Steel Industry Experts Discuss Tech Trends and Challenges at ICONS-2024

Nagendra Nath Sinh stressed the need to find out innovative ways of timely executing projects for keeping steel projects healthy and for their long-term sustainability….reports Asian Lite News

In order to strengthen India’s domestic manufacturing of capital goods there is a need to explore strategies like technology transfer or an international technology provider to produce machinery for setting up steel plants, according to experts at the International Conference on Steel (ICONS-2024) which kicked off here on Thursday.

The conference organised by public sector steel giant SAIL and engineering services provider MECON Ltd under the aegis of the Steel Ministry, is focussing on ways to give a big push to the manufacture of capital goods or machinery for steel plants.

Secretary, Ministry of Steel, Nagendra Nath Sinha, said: “New ways of working, new ideas and new talents need to be inducted to give a boost to the heavy industry sector in India.”

He also said that today, meticulous project planning and timely execution have become one of the biggest challenges for the steel projects being set up in India.

He stressed the need to find out innovative ways of timely executing projects for keeping steel projects healthy and for their long-term sustainability.

Abhijit Narendra, Joint Secretary, Ministry of Steel said that although India is the second-largest producer of steel in the world, it has limitations in making machinery for the steel industry.

He stressed the need to create an ecosystem containing all the stakeholders.

MECON chairman Sanjay Kumar Verma pointed out that national steel policy had set a target to reach 300 million tonnes (MT) of steel capacity for which about 138-139 MT of new capacity is estimated to be added in the next 7-8 years involving a huge investment of $120-130 billion from the Indian steel industry.

“There will be a likely import of about 15-20 per cent of steel plant equipment from foreign countries.
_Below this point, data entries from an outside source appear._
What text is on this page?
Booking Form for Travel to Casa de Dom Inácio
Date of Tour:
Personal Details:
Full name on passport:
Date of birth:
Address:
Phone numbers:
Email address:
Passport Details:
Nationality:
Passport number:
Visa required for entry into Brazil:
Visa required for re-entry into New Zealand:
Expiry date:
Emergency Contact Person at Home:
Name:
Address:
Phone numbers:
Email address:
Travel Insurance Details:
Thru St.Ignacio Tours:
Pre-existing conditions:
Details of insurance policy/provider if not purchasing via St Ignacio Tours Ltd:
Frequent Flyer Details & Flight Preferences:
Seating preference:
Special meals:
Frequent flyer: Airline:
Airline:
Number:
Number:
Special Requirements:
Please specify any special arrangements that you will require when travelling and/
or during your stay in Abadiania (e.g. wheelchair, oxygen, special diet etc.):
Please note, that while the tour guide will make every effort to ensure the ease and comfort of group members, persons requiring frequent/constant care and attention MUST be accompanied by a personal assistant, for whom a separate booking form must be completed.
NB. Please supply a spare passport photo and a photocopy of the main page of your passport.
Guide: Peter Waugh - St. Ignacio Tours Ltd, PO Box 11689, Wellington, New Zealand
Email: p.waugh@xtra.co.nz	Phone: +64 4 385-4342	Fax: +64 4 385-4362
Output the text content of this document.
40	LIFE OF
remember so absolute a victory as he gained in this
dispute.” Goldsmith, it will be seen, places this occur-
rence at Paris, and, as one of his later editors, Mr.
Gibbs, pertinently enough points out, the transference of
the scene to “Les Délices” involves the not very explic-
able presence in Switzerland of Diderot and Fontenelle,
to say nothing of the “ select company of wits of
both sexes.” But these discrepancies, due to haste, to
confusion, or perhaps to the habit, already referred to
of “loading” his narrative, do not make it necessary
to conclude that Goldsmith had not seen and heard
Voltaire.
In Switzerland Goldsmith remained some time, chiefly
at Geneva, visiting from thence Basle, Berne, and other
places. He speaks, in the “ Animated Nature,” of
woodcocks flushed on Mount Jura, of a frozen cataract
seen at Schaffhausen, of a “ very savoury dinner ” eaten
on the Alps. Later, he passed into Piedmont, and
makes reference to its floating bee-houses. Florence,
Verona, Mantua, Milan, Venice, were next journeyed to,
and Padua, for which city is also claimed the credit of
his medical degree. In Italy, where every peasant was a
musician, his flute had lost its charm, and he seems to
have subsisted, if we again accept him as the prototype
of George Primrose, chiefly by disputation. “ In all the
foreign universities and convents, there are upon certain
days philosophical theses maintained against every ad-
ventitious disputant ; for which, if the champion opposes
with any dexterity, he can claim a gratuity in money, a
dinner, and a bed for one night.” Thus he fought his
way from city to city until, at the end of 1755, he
Given the current situation, where the import content and value rises as we move up the value chain, about $18-20 billion worth of imported equipment is likely to be sourced from abroad besides spares worth $400-500 million,” he said.
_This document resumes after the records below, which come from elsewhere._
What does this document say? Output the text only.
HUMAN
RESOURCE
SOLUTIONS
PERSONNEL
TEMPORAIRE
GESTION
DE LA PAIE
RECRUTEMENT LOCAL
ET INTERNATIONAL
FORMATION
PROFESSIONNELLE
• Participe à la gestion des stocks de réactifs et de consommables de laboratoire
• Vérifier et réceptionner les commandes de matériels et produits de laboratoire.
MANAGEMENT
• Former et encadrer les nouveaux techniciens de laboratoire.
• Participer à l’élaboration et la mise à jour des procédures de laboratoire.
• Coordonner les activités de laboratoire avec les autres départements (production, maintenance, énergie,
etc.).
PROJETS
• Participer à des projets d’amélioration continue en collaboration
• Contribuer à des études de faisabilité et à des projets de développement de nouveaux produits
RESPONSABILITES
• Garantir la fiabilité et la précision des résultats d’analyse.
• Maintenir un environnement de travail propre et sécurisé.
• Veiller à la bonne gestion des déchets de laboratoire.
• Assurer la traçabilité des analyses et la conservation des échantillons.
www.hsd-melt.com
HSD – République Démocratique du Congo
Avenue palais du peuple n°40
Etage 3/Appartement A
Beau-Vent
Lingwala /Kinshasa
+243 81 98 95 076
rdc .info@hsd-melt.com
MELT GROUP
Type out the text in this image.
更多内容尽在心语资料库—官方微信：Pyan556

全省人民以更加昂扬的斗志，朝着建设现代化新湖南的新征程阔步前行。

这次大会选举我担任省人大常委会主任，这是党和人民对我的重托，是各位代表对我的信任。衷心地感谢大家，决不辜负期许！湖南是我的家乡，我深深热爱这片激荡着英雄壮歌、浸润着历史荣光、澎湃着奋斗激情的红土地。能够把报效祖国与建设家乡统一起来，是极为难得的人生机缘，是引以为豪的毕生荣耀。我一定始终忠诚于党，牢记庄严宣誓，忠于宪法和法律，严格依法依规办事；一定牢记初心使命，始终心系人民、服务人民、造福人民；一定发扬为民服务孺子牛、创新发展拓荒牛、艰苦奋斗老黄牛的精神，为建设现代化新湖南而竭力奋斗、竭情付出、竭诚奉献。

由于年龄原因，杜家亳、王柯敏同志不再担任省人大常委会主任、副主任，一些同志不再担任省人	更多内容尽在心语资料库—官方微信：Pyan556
SAIL chairman Amarendu Prakash said that considering the volatility in the world, India needs to focus on supply chain security since securing supply chains is becoming more and more difficult. He emphasized on the development of a comprehensive and sustainable eco-system for the production of indigenized capital goods.

NMDC chairman Amitava Mukherjee, mentioned that India is the fifth largest economy with a dominant services sector.

The country’s manufacturing sector needs to grow substantially and areas should be identified categorically. Constant interaction is needed between technology providers and technology buyer to educate each other on the possibilities and requirement for the future, he added.

The first day of the two-day conference also covered four technical sessions which included trends and challenges in coke-making technology used in steel plants, agglomeration technology as well as iron and steel-making technologies.

Senior representatives from manufacturing companies, iron and steel producers, equipment suppliers, engineering and consultancy companies also attended the conference.

The objective of the conference is to bring together the brightest minds and leading stakeholders from across the steel industry, including technology providers, steel producers, manufacturers, academia and more to foster new partnerships, explore innovative solutions and to drive forward the future of steel industry.